Each evening his mother would set off for the local church to find her son there who remained entranced with the Gregorian Chant. His mother's relations - despite being devout - feared that Celli would not follow in his father's footsteps to become a doctor of law but rather that he would consider the religious life. In 1240 he was admitted into the Order of Saint Augustine and his mother became a third order religious. He travelled to the convent on a mule for admission to commence his period of novitiate and in 1242 he had become a well-noted and regarded figure in the convent for his penances and strict adherence to the rule of Saint Augustine. He made his solemn profession into the hands of the order's superior Matteo de Modena. It was Brother Matteo who later selected Celli to preach and hear confessions in the region despite the latter not being an ordained priest - though he was soon ordained as such at the successful conclusion of his ecclesiastical studies. It was during this period that he preached against the heresies of Catharism and he even met the famous heretic Armanno Pungilupo. In 1256 he witnessed the Grand Union of the order.

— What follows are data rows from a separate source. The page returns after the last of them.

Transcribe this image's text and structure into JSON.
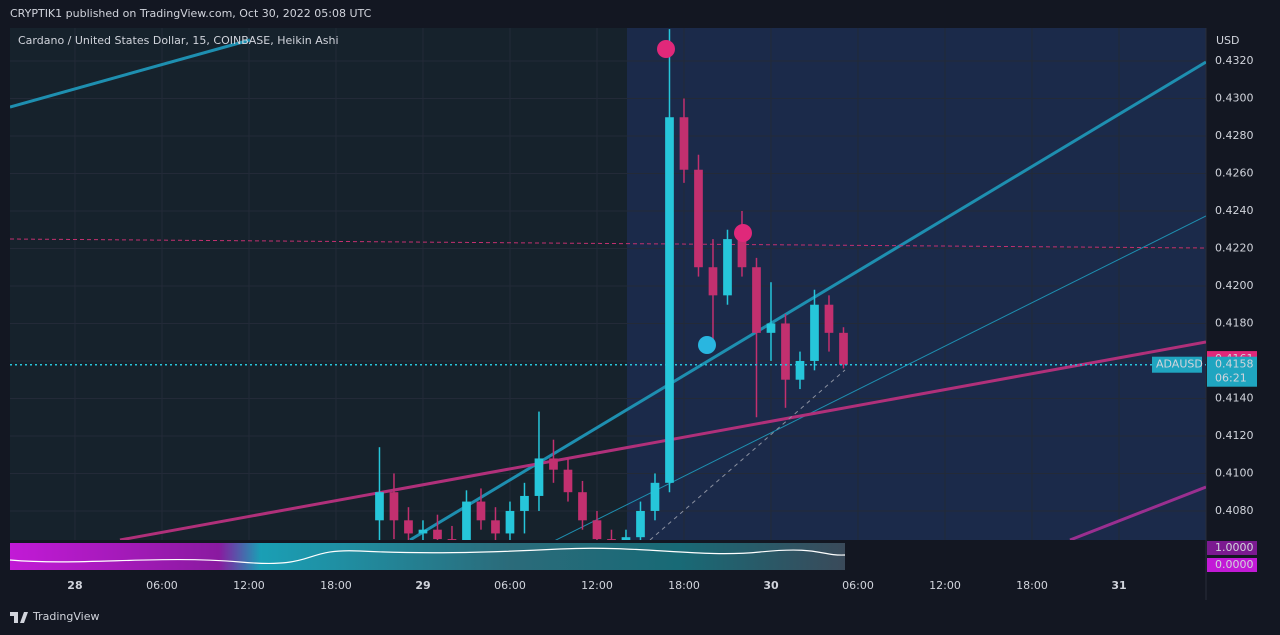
{
  "header": {
    "published": "CRYPTIK1 published on TradingView.com, Oct 30, 2022 05:08 UTC",
    "footer": "TradingView"
  },
  "chart_data": {
    "type": "candlestick",
    "title": "Cardano / United States Dollar, 15, COINBASE, Heikin Ashi",
    "y_axis_label": "USD",
    "x": [
      21,
      22,
      23,
      24,
      25,
      26,
      27,
      28,
      29,
      30,
      31,
      32,
      33,
      34,
      35,
      36,
      37,
      38,
      39,
      40,
      41,
      42,
      43,
      44,
      45,
      46,
      47,
      48,
      49,
      50,
      51,
      52,
      53
    ],
    "open": [
      0.4075,
      0.409,
      0.4075,
      0.4068,
      0.407,
      0.4065,
      0.4062,
      0.4085,
      0.4075,
      0.4068,
      0.408,
      0.4088,
      0.4108,
      0.4102,
      0.409,
      0.4075,
      0.4065,
      0.406,
      0.4066,
      0.408,
      0.4095,
      0.429,
      0.4262,
      0.421,
      0.4195,
      0.4225,
      0.421,
      0.4175,
      0.418,
      0.415,
      0.416,
      0.419,
      0.4175
    ],
    "high": [
      0.4114,
      0.41,
      0.4082,
      0.4075,
      0.4078,
      0.4072,
      0.4091,
      0.4092,
      0.4082,
      0.4085,
      0.4095,
      0.4133,
      0.4118,
      0.4108,
      0.4096,
      0.408,
      0.407,
      0.407,
      0.4085,
      0.41,
      0.4337,
      0.43,
      0.427,
      0.4225,
      0.423,
      0.424,
      0.4215,
      0.4202,
      0.4185,
      0.4165,
      0.4198,
      0.4195,
      0.4178
    ],
    "low": [
      0.406,
      0.4065,
      0.406,
      0.4058,
      0.4058,
      0.4055,
      0.4058,
      0.407,
      0.4062,
      0.406,
      0.4068,
      0.408,
      0.4095,
      0.4085,
      0.407,
      0.4058,
      0.4055,
      0.4055,
      0.4062,
      0.4075,
      0.409,
      0.4255,
      0.4205,
      0.417,
      0.419,
      0.4205,
      0.413,
      0.416,
      0.4135,
      0.4145,
      0.4155,
      0.4165,
      0.4156
    ],
    "close": [
      0.409,
      0.4075,
      0.4068,
      0.407,
      0.4065,
      0.4062,
      0.4085,
      0.4075,
      0.4068,
      0.408,
      0.4088,
      0.4108,
      0.4102,
      0.409,
      0.4075,
      0.4065,
      0.406,
      0.4066,
      0.408,
      0.4095,
      0.429,
      0.4262,
      0.421,
      0.4195,
      0.4225,
      0.421,
      0.4175,
      0.418,
      0.415,
      0.416,
      0.419,
      0.4175,
      0.4158
    ],
    "up_color": "#26c6da",
    "down_color": "#c2306f",
    "xlim": [
      -4.48,
      78
    ],
    "xticks": [
      {
        "value": 0,
        "label": "28"
      },
      {
        "value": 6,
        "label": "06:00"
      },
      {
        "value": 12,
        "label": "12:00"
      },
      {
        "value": 18,
        "label": "18:00"
      },
      {
        "value": 24,
        "label": "29"
      },
      {
        "value": 30,
        "label": "06:00"
      },
      {
        "value": 36,
        "label": "12:00"
      },
      {
        "value": 42,
        "label": "18:00"
      },
      {
        "value": 48,
        "label": "30"
      },
      {
        "value": 54,
        "label": "06:00"
      },
      {
        "value": 60,
        "label": "12:00"
      },
      {
        "value": 66,
        "label": "18:00"
      },
      {
        "value": 72,
        "label": "31"
      }
    ],
    "ylim": [
      0.40645,
      0.43376
    ],
    "yticks": [
      {
        "value": 0.408,
        "label": "0.4080"
      },
      {
        "value": 0.41,
        "label": "0.4100"
      },
      {
        "value": 0.412,
        "label": "0.4120"
      },
      {
        "value": 0.414,
        "label": "0.4140"
      },
      {
        "value": 0.416,
        "label": "0.4160"
      },
      {
        "value": 0.418,
        "label": "0.4180"
      },
      {
        "value": 0.42,
        "label": "0.4200"
      },
      {
        "value": 0.422,
        "label": "0.4220"
      },
      {
        "value": 0.424,
        "label": "0.4240"
      },
      {
        "value": 0.426,
        "label": "0.4260"
      },
      {
        "value": 0.428,
        "label": "0.4280"
      },
      {
        "value": 0.43,
        "label": "0.4300"
      },
      {
        "value": 0.432,
        "label": "0.4320"
      }
    ],
    "grid": true,
    "symbol": "ADAUSD",
    "last_price": {
      "value": 0.4158,
      "label": "0.4158"
    },
    "countdown": "06:21",
    "marker_price": {
      "value": 0.4161,
      "label": "0.4161"
    },
    "indicator": {
      "ylim": [
        -0.294,
        1.294
      ],
      "yticks": [
        {
          "value": 1,
          "label": "1.0000"
        },
        {
          "value": 0,
          "label": "0.0000"
        }
      ]
    }
  }
}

In 1300 he set off for Rome to participate in the Jubilee that Pope Boniface VIII called for and he visited each of the tombs of the Apostles. In 1300 he decided to withdraw from the active life of the apostolate he had served for decades in favor of a more contemplative existence somewhere in the hills surrounding the region he lived in. He confided this to Agostino Novello - the general of the order - and the general embraced and encouraged him. He lived in a cave where he spent the remainder of his life in reflection and fasting.

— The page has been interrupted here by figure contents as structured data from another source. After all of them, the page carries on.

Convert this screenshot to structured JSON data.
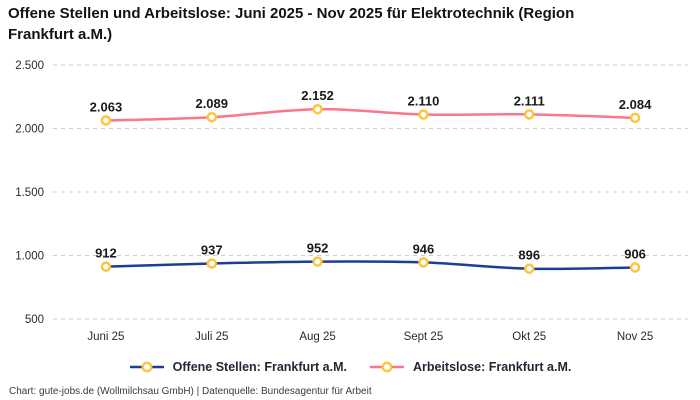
{
  "title": "Offene Stellen und Arbeitslose: Juni 2025 - Nov 2025 für Elektrotechnik (Region Frankfurt a.M.)",
  "footer": "Chart: gute-jobs.de (Wollmilchsau GmbH) | Datenquelle: Bundesagentur für Arbeit",
  "chart_data": {
    "type": "line",
    "categories": [
      "Juni 25",
      "Juli 25",
      "Aug 25",
      "Sept 25",
      "Okt 25",
      "Nov 25"
    ],
    "series": [
      {
        "name": "Offene Stellen: Frankfurt a.M.",
        "color": "#1e3d96",
        "values": [
          912,
          937,
          952,
          946,
          896,
          906
        ],
        "labels": [
          "912",
          "937",
          "952",
          "946",
          "896",
          "906"
        ]
      },
      {
        "name": "Arbeitslose: Frankfurt a.M.",
        "color": "#f8768e",
        "values": [
          2063,
          2089,
          2152,
          2110,
          2111,
          2084
        ],
        "labels": [
          "2.063",
          "2.089",
          "2.152",
          "2.110",
          "2.111",
          "2.084"
        ]
      }
    ],
    "y_ticks": [
      500,
      1000,
      1500,
      2000,
      2500
    ],
    "y_tick_labels": [
      "500",
      "1.000",
      "1.500",
      "2.000",
      "2.500"
    ],
    "ylim": [
      500,
      2500
    ],
    "grid": true,
    "legend_position": "bottom",
    "marker_color": "#fdc43f",
    "marker_fill": "#ffffff",
    "grid_color": "#cccccc",
    "label_color": "#1a1a1a",
    "tick_color": "#2b2b2b"
  }
}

Gregorio Celli died in mid-1343. His remains are now interred in the church of Saint Augustine in Verucchio.

==Beatification==
Citizens in Rimini requested on numerous occasions that a beatification process be opened and it was believed that Pope Innocent VI drew up a decree for the actual beatification itself in 1357. People in Rimini again began pushing for beatification in 1757. The beatification was later approved on 6 September 1769 after Pope Clement XIV issued a formal decree that acknowledged the fact that there existed a spontaneous and enduring local 'cultus' - otherwise known as popular veneration - to the late monk.